Il regarde à grand peine ce qu'il se passe autour de lui, et sort son parapluie, comme à chaque fois qu'il pleut. S'ensuit cours d'économie, linguistique, management, et tout ce qui va avec. On apprend à gouverner un pays d'une certaine manière, et cette faculté est le meilleur endroit pour apprendre.

"Preesstige". Le nom sans gêne issu de cette langue qui semble si transparente sur ce mot, et qui est pourtant une véritable plaie à étudier. La langue morte par excellence, et qu'il a dû avaler pendant des années. Le tout dans ce misérable nom d'école géniale, où il passe le plus clair de son temps en compagnie de ceux qui l'aideront à tenir la barre lorsqu'il ne sera plus seulement "Prince héritier de la couronne en titre", mais le putain de "possesseur du pouvoir".

La journée est très longue, pour Aiden.
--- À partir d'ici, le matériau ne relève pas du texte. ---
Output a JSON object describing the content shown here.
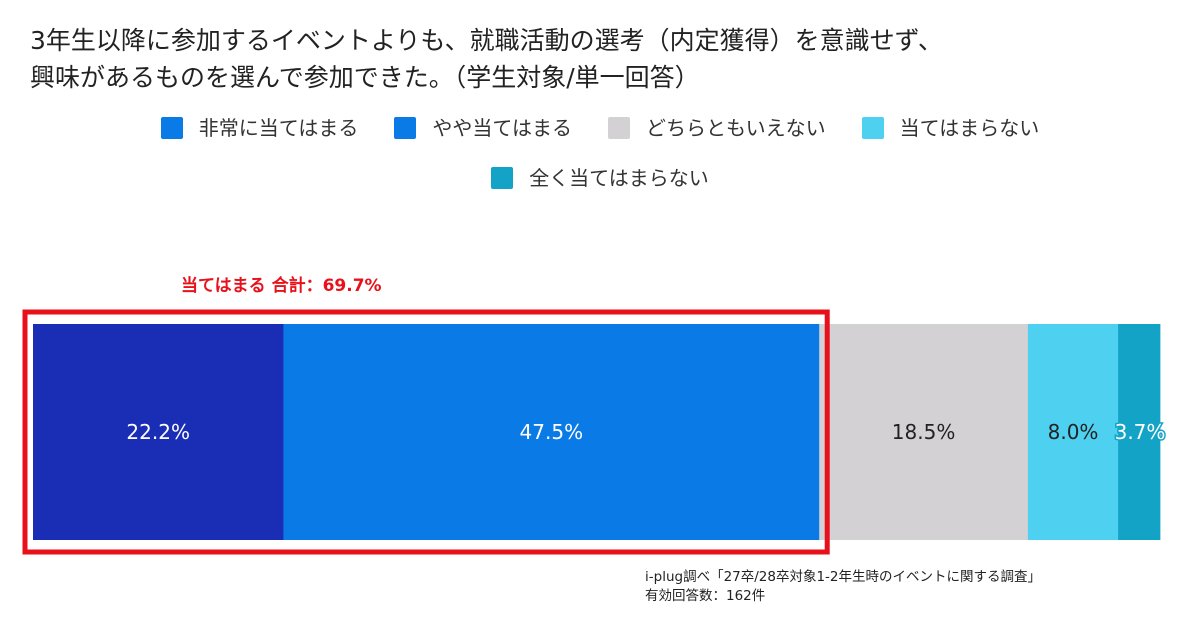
{
  "title_lines": [
    "3年生以降に参加するイベントよりも、就職活動の選考（内定獲得）を意識せず、",
    "興味があるものを選んで参加できた。（学生対象/単一回答）"
  ],
  "chart_data": {
    "type": "bar",
    "orientation": "horizontal-stacked-100",
    "title": "3年生以降に参加するイベントよりも、就職活動の選考（内定獲得）を意識せず、興味があるものを選んで参加できた。（学生対象/単一回答）",
    "series": [
      {
        "name": "非常に当てはまる",
        "values": [
          22.2
        ],
        "label": "22.2%",
        "color": "#1a2db5"
      },
      {
        "name": "やや当てはまる",
        "values": [
          47.5
        ],
        "label": "47.5%",
        "color": "#0a7ae6"
      },
      {
        "name": "どちらともいえない",
        "values": [
          18.5
        ],
        "label": "18.5%",
        "color": "#d3d1d4"
      },
      {
        "name": "当てはまらない",
        "values": [
          8.0
        ],
        "label": "8.0%",
        "color": "#4ed0f0"
      },
      {
        "name": "全く当てはまらない",
        "values": [
          3.7
        ],
        "label": "3.7%",
        "color": "#13a3c6"
      }
    ],
    "legend_placement": "top-center",
    "legend_colors": [
      "#0a7ae6",
      "#0a7ae6",
      "#d3d1d4",
      "#4ed0f0",
      "#13a3c6"
    ],
    "annotation": {
      "label": "当てはまる 合計：69.7%",
      "covers_series": [
        0,
        1
      ],
      "color": "#e8101a"
    }
  },
  "source_note": {
    "line1": "i-plug調べ「27卒/28卒対象1-2年生時のイベントに関する調査」",
    "line2": "有効回答数：162件"
  }
}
Bien plus longue que d'ordinaire : son ordinateur vient de cracher ses dernières disquettes, son dos le fait souffrir le martyr depuis sa dernière chute d'équitation, et il doit encore retravailler ce fabuleux mémoire sur les mathématiques, que son ordinateur a balancé dans le néant en trente minutes d'intense fumée.

Il s'arrête, les deux pieds à un mètre du pas boueux de sa porte.
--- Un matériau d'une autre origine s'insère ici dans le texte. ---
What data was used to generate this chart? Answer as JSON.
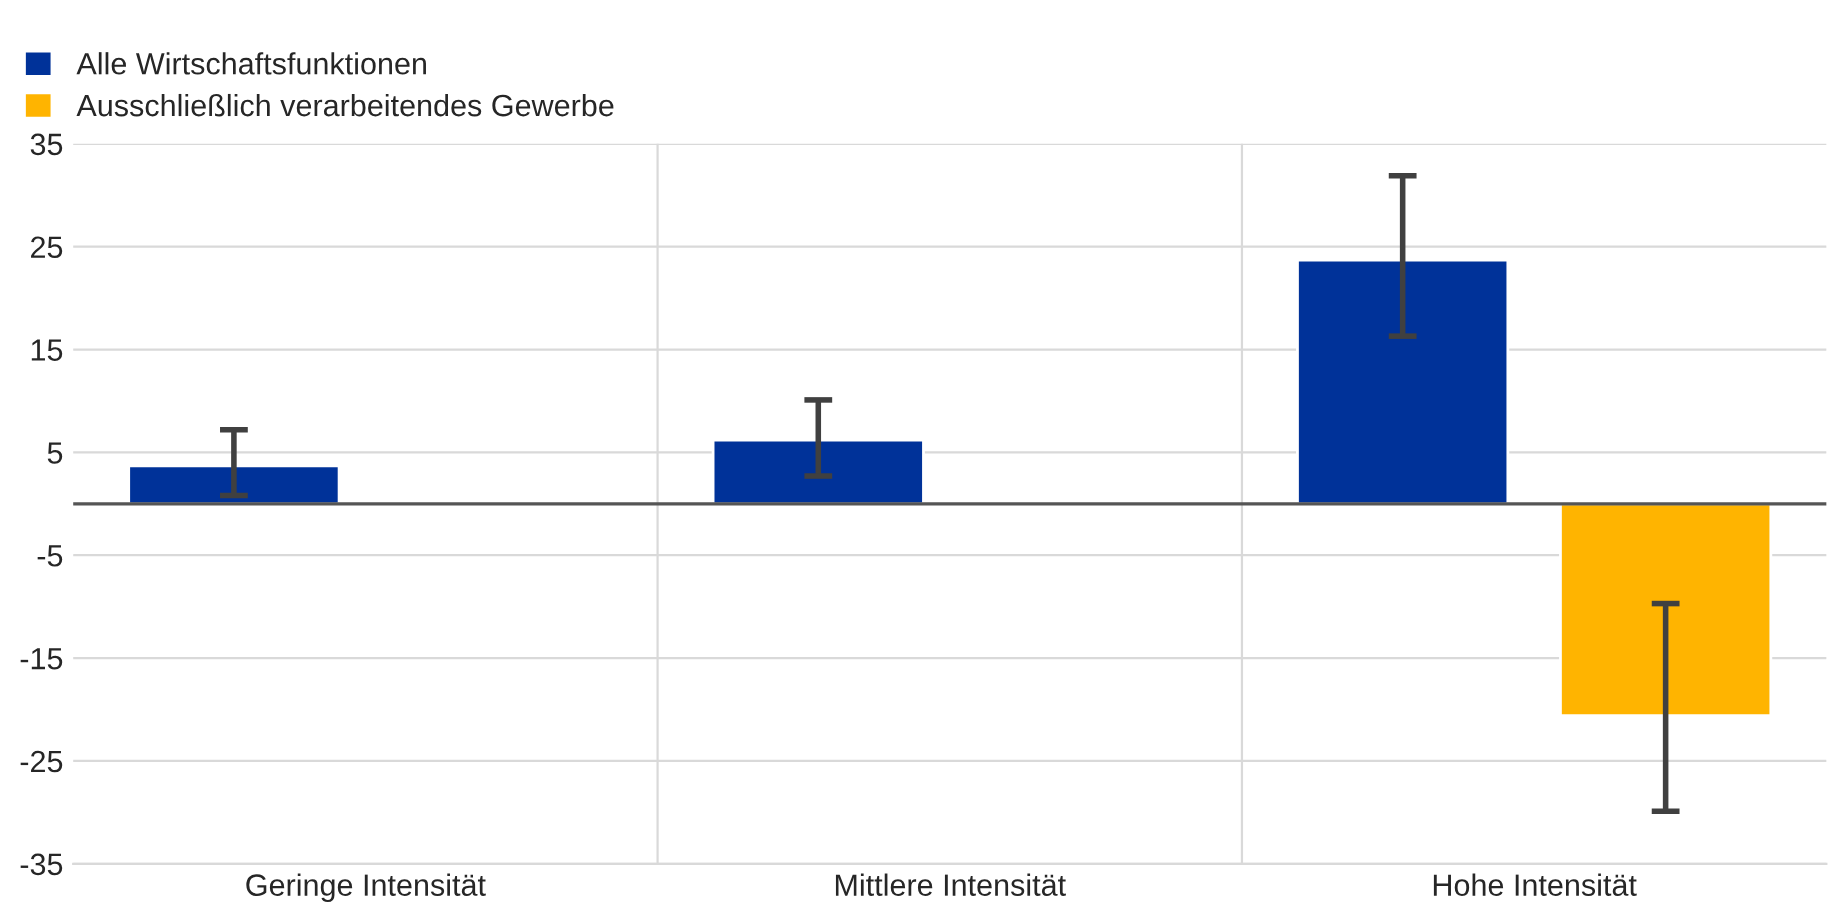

Au bout de deux jours de pluie, son pauvre perron en terre est au bord de l'hypoxie, et réclame les soins avancé de quelqu'un qui n'a que ça à faire que de s'occuper de ça.

Il n'est pas contre la terre ou même les jardins, bien au contraire. Mais là, il a besoin de retourner dans le seul endroit de cette planète où il va pouvoir souffler : cet appartement miraculeux possédant cet accès unique sur l'extérieur, et qui lui permet cette liberté dont il manque cruellement. De quoi faire pleurer une madeleine lorsqu'on sait ce qui vient de l'arrêter.

Il regarde longuement la chose accroupie par terre, sous son haut-vent, du papier entre les pattes et le poil ébouriffé. Trempée jusqu'aux os, et sûrement morte le lendemain matin. Mais foutue pour foutue, il s'accroupit.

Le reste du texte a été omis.